In the present study, researchers from the University of Colorado School of Medicine enrolled 64 patients with HF into their randomized controlled trial. The patients had to be over 50 years old, meet the criteria for HF and have a vitamin D level of less than 37.5 ng/ml at the start of the trial.
The patients were randomized to receive either 50,000 IU of vitamin D3 once per week for 6 months or placebo. All patients also received 800 mg of calcium citrate daily.

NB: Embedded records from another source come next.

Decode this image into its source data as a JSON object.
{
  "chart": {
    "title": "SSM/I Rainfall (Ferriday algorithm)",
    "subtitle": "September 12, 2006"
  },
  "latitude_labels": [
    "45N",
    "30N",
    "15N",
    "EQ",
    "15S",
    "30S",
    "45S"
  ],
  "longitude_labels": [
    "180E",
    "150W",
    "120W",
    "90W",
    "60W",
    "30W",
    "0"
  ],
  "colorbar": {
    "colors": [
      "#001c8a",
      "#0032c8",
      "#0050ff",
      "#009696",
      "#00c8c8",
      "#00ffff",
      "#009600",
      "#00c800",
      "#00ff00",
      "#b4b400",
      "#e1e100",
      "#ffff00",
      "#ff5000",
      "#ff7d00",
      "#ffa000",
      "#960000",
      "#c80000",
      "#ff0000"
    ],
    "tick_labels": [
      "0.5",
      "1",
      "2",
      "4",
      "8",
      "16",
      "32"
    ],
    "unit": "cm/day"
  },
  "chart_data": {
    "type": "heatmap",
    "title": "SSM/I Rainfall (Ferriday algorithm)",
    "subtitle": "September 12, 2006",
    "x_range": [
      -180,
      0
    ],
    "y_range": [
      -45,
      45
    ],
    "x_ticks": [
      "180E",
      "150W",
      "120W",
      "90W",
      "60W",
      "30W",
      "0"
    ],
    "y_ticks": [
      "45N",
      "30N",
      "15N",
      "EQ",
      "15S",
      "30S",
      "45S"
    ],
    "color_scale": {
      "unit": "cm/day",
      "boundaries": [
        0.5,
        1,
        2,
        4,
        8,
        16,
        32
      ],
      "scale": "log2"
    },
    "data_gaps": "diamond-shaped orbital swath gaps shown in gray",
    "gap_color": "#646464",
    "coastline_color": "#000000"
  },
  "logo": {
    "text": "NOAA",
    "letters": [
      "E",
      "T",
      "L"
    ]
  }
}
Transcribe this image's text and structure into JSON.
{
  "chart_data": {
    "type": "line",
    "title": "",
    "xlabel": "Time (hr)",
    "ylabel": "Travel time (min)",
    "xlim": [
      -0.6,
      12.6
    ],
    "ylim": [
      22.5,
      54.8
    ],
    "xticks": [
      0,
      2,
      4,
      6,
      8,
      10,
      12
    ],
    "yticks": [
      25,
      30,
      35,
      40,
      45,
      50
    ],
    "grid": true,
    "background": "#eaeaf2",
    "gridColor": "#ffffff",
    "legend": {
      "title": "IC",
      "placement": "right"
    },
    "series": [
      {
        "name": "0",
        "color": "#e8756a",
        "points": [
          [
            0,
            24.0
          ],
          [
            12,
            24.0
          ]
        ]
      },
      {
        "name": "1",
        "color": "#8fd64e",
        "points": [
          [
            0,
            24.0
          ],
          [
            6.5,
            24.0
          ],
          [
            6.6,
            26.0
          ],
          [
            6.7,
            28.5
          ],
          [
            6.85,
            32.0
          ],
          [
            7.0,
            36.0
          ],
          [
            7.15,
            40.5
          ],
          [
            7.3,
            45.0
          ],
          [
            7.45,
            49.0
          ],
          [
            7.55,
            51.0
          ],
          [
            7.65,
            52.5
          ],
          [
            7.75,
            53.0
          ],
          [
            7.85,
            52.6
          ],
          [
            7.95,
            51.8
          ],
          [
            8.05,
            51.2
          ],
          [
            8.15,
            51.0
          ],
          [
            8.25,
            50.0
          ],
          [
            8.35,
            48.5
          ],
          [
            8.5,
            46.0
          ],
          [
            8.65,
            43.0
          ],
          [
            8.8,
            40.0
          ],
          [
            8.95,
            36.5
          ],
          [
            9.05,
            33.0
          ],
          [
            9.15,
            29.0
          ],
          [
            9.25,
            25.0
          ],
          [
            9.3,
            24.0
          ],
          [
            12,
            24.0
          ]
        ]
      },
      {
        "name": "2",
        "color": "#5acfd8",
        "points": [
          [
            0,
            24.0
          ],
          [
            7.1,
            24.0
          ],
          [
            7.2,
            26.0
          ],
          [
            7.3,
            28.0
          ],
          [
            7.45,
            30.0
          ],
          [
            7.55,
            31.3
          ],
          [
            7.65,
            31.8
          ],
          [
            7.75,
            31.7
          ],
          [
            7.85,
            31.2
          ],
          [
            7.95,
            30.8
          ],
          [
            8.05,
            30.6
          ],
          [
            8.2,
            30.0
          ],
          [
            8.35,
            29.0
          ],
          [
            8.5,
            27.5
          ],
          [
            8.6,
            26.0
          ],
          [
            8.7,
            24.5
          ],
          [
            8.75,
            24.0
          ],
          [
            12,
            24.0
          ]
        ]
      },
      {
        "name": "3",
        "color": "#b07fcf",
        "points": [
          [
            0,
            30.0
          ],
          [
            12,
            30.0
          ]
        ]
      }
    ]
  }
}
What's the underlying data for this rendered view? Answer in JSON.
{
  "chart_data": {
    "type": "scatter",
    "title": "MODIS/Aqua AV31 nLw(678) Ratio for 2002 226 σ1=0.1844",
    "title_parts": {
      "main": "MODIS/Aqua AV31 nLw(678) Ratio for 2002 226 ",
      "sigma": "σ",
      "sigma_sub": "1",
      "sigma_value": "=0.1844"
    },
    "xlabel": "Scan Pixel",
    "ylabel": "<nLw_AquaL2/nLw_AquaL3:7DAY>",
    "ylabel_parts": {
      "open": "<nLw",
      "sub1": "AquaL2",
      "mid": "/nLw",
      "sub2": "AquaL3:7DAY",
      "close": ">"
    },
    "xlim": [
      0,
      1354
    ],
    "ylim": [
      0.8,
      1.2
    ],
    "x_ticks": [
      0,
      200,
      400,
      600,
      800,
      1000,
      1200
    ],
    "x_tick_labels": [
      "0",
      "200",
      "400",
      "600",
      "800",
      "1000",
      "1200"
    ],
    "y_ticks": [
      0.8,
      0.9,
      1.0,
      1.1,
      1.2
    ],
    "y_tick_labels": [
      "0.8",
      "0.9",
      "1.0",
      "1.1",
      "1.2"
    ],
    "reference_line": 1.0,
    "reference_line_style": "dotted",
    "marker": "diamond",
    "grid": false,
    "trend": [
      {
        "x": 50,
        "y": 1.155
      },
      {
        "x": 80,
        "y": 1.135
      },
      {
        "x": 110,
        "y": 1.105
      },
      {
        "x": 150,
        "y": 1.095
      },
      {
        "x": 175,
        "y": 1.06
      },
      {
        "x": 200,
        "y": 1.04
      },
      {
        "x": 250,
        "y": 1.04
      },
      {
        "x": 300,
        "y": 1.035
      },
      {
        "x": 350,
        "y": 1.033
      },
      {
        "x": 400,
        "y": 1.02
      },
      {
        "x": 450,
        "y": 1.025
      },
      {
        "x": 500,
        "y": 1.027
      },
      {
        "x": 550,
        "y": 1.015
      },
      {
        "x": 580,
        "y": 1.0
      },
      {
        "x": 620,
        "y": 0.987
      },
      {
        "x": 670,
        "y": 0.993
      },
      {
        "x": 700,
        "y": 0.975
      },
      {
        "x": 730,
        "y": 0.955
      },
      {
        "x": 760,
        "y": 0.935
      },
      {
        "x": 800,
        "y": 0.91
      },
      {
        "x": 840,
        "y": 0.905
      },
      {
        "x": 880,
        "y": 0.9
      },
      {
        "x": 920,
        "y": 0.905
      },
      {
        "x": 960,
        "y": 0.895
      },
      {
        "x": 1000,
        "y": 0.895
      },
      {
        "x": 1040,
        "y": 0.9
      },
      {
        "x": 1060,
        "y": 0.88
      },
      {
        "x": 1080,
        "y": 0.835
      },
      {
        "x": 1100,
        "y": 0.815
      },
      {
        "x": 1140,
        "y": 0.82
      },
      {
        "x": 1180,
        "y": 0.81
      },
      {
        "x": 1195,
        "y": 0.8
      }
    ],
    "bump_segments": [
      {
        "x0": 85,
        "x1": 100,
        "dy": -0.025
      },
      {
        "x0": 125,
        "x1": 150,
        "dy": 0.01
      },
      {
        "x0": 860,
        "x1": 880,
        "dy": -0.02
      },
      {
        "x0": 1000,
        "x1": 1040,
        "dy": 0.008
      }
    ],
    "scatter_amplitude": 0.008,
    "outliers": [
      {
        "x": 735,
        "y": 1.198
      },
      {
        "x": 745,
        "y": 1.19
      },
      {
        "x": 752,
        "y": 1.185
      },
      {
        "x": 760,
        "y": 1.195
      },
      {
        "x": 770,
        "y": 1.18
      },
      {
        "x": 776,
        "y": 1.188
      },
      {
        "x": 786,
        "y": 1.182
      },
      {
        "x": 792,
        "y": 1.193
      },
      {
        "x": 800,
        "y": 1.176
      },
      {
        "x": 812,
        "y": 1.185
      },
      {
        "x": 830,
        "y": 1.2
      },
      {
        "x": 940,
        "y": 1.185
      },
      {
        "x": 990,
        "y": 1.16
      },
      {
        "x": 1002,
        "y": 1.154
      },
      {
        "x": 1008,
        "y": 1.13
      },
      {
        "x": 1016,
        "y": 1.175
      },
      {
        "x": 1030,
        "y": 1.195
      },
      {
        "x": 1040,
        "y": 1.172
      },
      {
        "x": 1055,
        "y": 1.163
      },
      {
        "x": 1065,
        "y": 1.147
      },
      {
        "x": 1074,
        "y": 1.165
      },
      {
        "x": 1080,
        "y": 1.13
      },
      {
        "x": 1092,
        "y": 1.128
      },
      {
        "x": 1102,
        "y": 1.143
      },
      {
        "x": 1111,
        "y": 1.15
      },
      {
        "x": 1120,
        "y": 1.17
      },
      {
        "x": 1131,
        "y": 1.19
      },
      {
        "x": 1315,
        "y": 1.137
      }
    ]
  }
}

The researchers measured the following at baseline and after 6 months:
- Vitamin D levels
- Aldosterone, which is a steroid hormone that plays a central role in regulating blood pressure. Research shows blockade of aldosterone improves outcomes in patients with HF.
- NT-proBNP, which is a peptide that increases with reducing left ventricular ejection fraction. A low ejection fraction is a central characteristic of heart failure and describes the heart’s inability to pump blood to the rest of the body. So, the higher the NT-proBNP, the worse the ejection fraction.
- Plasma renin activity (PRA). PRA is a marker of renin-angiotensin system activation, and high levels have been linked to adverse outcomes in HF.
- High-sensitivity C-reactive protein (hs-CRP). hs-CRP is a marker of inflammation in HF.
- Various variables measured by an echocardiogram. One such variable was the ejection fraction rate.
- Health status, as measured by a scale specific for HF. The scale is called the KCCQ, a self-administered scale that measures symptoms, physical limitations, social function and quality of life all in relation to HF.
They wanted to know if any of these measures that describe the severity of HF improved over the 6 months. Here’s what they found:
- Vitamin D levels increased by 42.3 ng/ml in the vitamin D group, while they didn’t change in the placebo group.
- Serum aldosterone changed from 10.0 ng/dl to 6.3 (37% reduction) in the vitamin D group, while hovering around 6 ng/dl in the placebo group (p=.02).
- PRA decreased slightly in the vitamin D group from 7.6 ng/ml/hr to 6.3 ng/ml/hr and increased in the placebo group from 6.7 ng/ml/hr to 9.2 ng/ml/hr (p=.2 for change between the groups).
- There were no changes in any echocardiographic variables within or between groups.
- There was no significant change between baseline and 6 month hs-CRP, NT-proBNP, or health status according to the KCCQ.
The researchers concluded,
“A robust change in serum 25OHD with a decrease in PTH resulted in a modest decrease in serum aldosterone in patients with HF without a statistically significant clinical benefit. Vitamin D3 as an adjunct to standard HF therapy requires further study.”
We do indeed need more research in the area to find out if and why vitamin D helps in HF. Which is all the more reason to consider donating to the International Heart Institute of Montana research project mentioned above.
Boxer, R. S., Hoit, B. D., Schmotzer, B. J., Stefano, G. T., Gomes, A., & Negrea, L. The Effect of Vitamin D on Aldosterone and Health Status in Patients with Heart Failure. Journal of Cardiac Failure, 2014.